Sickness absence in England’s NHS
Lord Carter of Coles has called for a ‘national people strategy and implementation plan’ to help improve productivity and performance in the NHS. His independent report for the Department of Health also calls for improved management of sickness absence, which varies ‘from 2.7% to 5.8%’ between trusts. A ‘common definition and improved collection of data’ are required, the report says, along with improved working practices to motivate and support staff when they return to work. High rates of alleged bullying and harassment also need to be addressed.
IOSH appoints occupational physician as chair of trustees
Occupational physician Dr Bill Gunnyeon is the new chair of trustees for the Institution of Occupational Safety and Health (IOSH). Gunnyeon is past president of the faculty of Occupational Medicine and former chief medical adviser at the Department for Work and Pensions.
Council in hot water after Legionella death
Reading Borough Council (RBC) has been fined £100,000 with £20,000 costs for breaching the Health and Safety at Work etc Act 1974, following the death of a pensioner from exposure to Legionella at one of its care homes. A 95-year old man was staying at the council’s The Willow’s care home, while recovering from a broken leg. According to the Health and Safety Executive, which brought the prosecution, there were systematic failures in the maintenance of the shower plumbing and inadequate training of staff.
Occupational hearing loss
Up to one-fifth of hearing loss among workers is caused by occupational noise exposure, a systematic review published in the International Archives of Occupational & Environmental Health concludes. Occupational hearing loss is greatest in those working in industry, shipbuilding, construction, the military and farming, with risk primarily related to the degree of noise exposure and whether or not hearing protection is used. Impulse noise tends to be more harmful than continuous noise at the same level. Overall, most hearing loss is due to increasing age, with men losing more hearing with age than women.
The latest Research Plus is available free of charge on our website
Research Plus, funded by a grant from the British Occupational Health Research Foundation
, is freely available to all OH professionals. It is published as part of the Occupational Health [at Work]
journal. It highlights original research and systematic reviews from a wide range of current publications meeting evidence quality criteria.
Please visit http://www.atworkpartnership.co.uk/researchplus
to search all of the articles in Research Plus free of charge from 2007 to the present day.

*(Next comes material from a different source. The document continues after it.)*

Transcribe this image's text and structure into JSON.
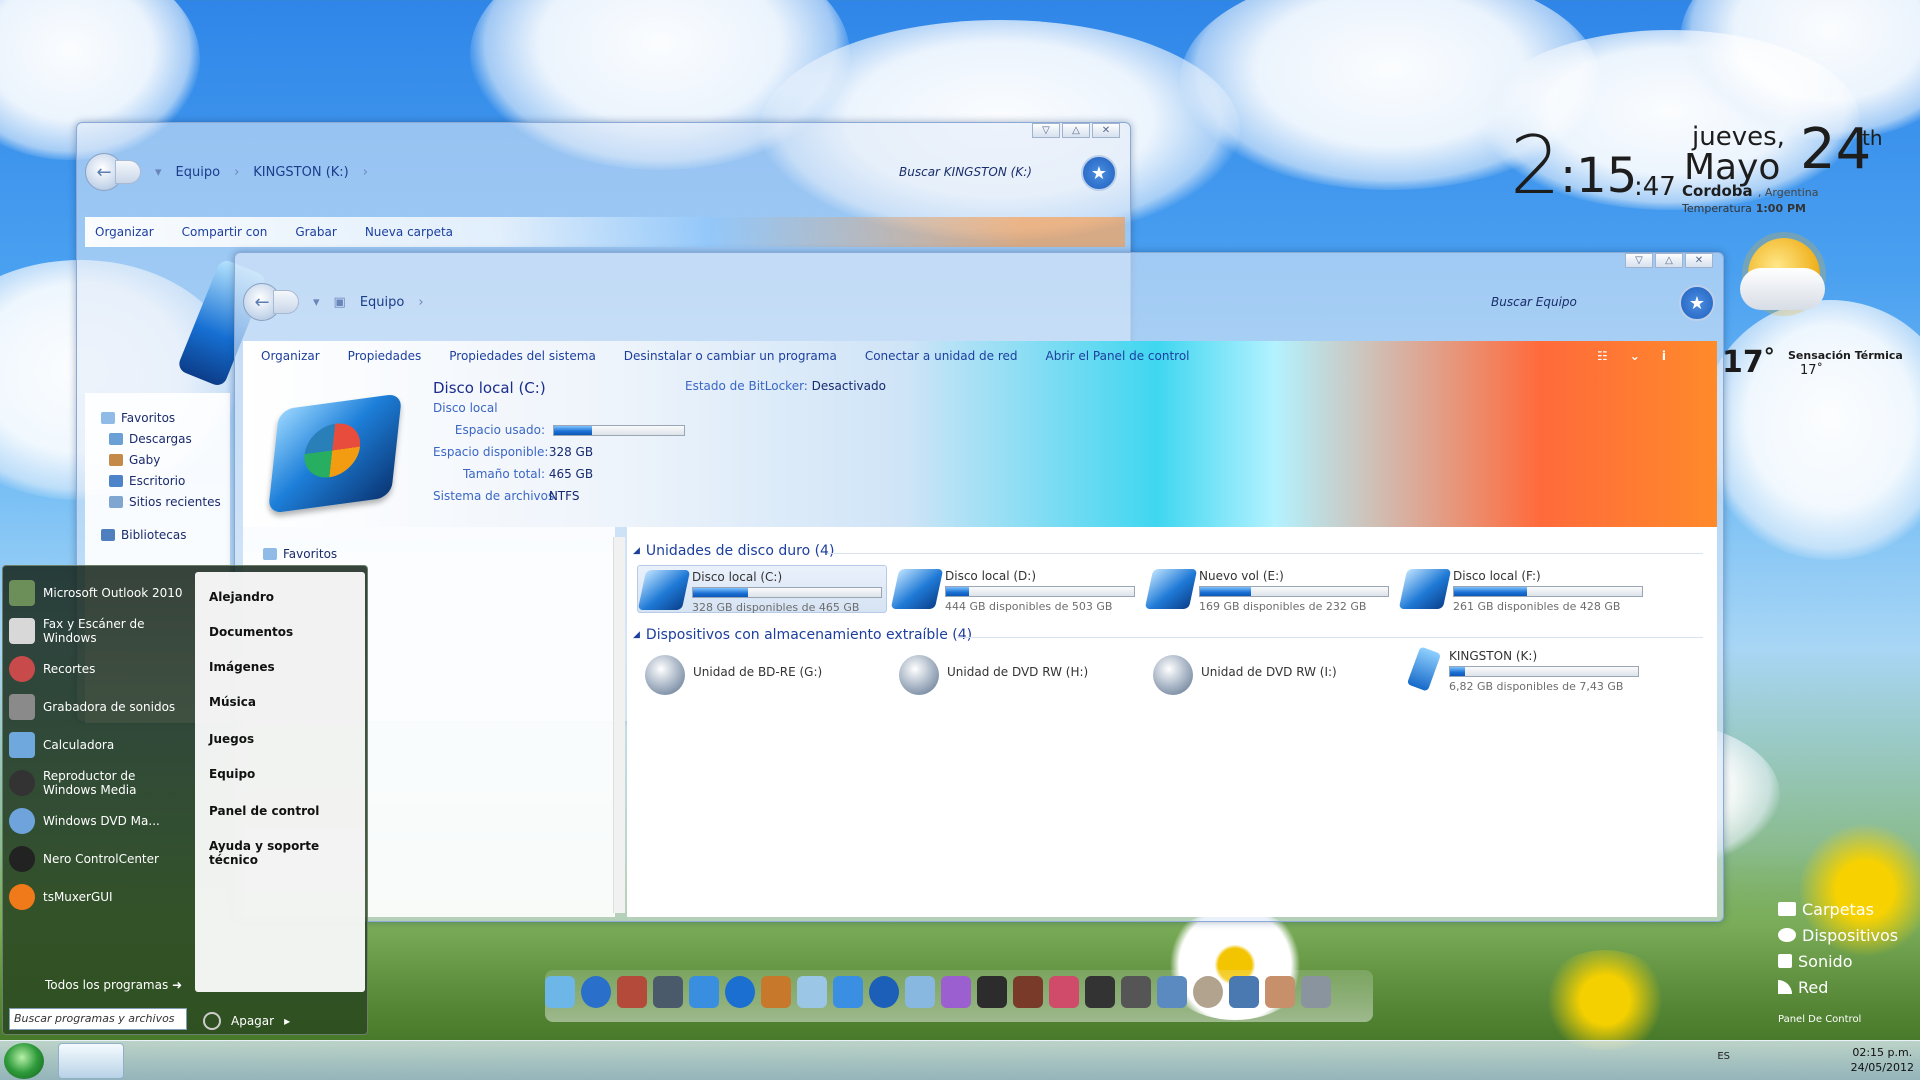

The February/March 2016 issue looked at some of the latest research in a number of areas, including carpal tunnel syndrome, upper limb disorders, and hepatitis B and C treatment. An example of one of the articles is given below:
More than one in four physicians in training have depression or depressive symptoms at any one time, according to this meta-analysis of 31 cross-sectional studies and 23 longitudinal studies, with a combined total of over 17,500 individuals. Depression or depressive symptoms were mostly measured using self-report questionnaires; just three papers used clinical interviews. The overall prevalence of either depression or depressive symptoms was 28.8% (CI 25.3%–32.5%), though estimates varied depending on the type of assessment tool used – 21% for the nine-item Patient Health Questionnaire to 43% for the two-item PRIME-MD – and tended to be higher in studies of low methodological quality. Prevalence estimates from US studies did not differ significantly from those conducted elsewhere. Analysis of longitudinal studies found a significant increase (16%) in symptoms within one year of starting training.